IM creates 'rampant security risk'

Some IT managers are concerned that IM can send files that are not virus-checked past corporate firewalls , creating a threat to network security

Instant messaging (IM) is taking off in companies but self-installed consumer versions of software that allows this type of communication are posing a "rampant security risk" on networks.

Already some companies see IM as a time-wasting technology -- as was the case when email, Web access and even the telephone were first put on workers' desks -- but the latest warning, levelled by Blue Coat Systems, is based on three key factors.

The security appliance vendor highlights that IM is used to send files which firewalls don't pick up because they do not pass through corporate email systems; they are not checked for viruses; and they are not logged.

Nigel Hawthorn, Blue Coat's European marketing director, told silicon.com: "We're not against IM but companies must either stop end users installing IM software or, without such a policy, use tools to monitor its use. Both options come down to control."

Gartner analysts have declared 2003 the year when IM will take off and have warned IT managers that if they don't embrace the technology, their staff will do so often outside of the IT department's reach.

IDC has forecast there will be 255m worldwide IM users in the workplace by the end of 2006. However, according to a Blue Coat poll conducted outside train stations in the UK, around 88 percent of corporate IM users now only use the technology to communicate with friends and family.

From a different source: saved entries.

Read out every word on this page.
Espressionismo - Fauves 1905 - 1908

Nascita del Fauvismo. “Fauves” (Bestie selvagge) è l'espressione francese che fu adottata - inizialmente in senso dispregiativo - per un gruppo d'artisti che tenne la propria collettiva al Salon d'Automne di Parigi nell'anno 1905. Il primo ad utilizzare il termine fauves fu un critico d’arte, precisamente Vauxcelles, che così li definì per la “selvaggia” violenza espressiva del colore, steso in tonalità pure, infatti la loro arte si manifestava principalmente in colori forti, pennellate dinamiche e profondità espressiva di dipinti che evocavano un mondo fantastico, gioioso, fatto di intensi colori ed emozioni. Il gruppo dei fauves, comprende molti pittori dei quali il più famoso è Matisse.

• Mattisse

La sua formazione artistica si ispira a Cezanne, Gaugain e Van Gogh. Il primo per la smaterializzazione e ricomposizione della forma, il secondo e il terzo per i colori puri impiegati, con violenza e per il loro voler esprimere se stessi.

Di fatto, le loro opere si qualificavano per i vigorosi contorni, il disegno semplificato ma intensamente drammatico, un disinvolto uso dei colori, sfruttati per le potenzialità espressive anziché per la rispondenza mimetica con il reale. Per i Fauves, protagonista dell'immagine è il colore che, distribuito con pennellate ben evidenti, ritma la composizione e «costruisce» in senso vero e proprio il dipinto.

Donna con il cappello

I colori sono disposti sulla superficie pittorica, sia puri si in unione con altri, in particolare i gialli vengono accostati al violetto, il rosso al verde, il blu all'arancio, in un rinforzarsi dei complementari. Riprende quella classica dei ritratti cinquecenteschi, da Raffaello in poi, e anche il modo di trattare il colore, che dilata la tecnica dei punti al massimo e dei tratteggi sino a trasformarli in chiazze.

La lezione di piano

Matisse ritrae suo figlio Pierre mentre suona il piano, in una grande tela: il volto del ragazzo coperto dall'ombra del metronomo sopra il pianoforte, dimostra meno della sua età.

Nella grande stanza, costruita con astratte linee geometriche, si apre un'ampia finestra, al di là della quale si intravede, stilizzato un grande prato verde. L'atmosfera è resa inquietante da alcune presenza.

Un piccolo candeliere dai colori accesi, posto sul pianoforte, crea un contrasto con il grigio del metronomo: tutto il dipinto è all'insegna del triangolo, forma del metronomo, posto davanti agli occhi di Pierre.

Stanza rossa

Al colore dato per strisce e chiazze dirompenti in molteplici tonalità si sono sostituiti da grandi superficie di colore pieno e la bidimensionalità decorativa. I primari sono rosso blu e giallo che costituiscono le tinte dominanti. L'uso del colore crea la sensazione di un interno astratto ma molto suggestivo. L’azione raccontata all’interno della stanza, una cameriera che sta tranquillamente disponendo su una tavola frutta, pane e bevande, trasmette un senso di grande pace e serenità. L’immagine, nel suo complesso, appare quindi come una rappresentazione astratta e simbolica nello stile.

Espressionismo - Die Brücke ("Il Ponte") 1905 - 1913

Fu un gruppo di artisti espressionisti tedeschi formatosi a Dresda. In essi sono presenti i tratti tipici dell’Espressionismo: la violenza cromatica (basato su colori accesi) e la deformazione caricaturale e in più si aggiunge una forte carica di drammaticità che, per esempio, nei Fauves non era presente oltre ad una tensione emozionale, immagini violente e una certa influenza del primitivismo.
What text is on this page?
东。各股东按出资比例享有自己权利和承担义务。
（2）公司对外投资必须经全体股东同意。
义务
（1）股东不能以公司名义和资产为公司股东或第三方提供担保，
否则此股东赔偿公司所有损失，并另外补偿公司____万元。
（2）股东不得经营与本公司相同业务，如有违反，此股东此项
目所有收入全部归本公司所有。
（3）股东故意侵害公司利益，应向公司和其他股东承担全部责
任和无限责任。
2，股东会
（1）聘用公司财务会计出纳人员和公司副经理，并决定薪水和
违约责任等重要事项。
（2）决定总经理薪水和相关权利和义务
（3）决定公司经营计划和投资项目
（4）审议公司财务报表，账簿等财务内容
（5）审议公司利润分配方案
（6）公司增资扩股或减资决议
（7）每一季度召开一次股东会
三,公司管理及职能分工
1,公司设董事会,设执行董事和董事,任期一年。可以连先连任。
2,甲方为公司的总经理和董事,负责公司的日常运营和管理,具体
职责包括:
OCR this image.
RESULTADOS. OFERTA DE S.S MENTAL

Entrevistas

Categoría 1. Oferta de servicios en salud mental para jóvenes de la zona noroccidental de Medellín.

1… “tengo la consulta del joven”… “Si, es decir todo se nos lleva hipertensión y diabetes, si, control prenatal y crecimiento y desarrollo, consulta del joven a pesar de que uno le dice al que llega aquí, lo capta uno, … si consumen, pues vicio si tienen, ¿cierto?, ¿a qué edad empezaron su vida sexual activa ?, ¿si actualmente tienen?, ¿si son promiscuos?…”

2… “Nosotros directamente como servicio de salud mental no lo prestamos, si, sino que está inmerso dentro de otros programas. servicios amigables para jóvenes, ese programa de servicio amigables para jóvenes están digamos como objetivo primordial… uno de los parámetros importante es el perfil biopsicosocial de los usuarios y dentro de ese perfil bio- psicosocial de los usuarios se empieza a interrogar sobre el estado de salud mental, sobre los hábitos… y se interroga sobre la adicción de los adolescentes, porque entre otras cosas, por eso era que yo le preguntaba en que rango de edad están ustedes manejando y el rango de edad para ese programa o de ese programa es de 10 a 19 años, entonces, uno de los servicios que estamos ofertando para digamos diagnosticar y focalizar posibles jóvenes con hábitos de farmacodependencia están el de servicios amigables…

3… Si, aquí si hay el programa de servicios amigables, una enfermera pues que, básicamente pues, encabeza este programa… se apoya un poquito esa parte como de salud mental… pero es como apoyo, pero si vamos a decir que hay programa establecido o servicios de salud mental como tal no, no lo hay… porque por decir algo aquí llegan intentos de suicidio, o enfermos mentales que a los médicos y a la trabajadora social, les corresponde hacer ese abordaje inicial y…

Flagship providers of IM including AOL, Microsoft and Yahoo! are now gearing up for pushing corporate versions of their software, which pay more attention to recording communications and security.

Steve Boom, senior vice president, Yahoo! Enterprise Solutions, said: "There is no rampant security risk. Users know messages aren't encrypted, for example, and the way forward isn't to control consumer IM but look at integrating it with [a company's] IT."

He said IM can in some cases be at least as secure as email, with systems based on directories, such as those provided by Microsoft or Novell, for authentication purposes.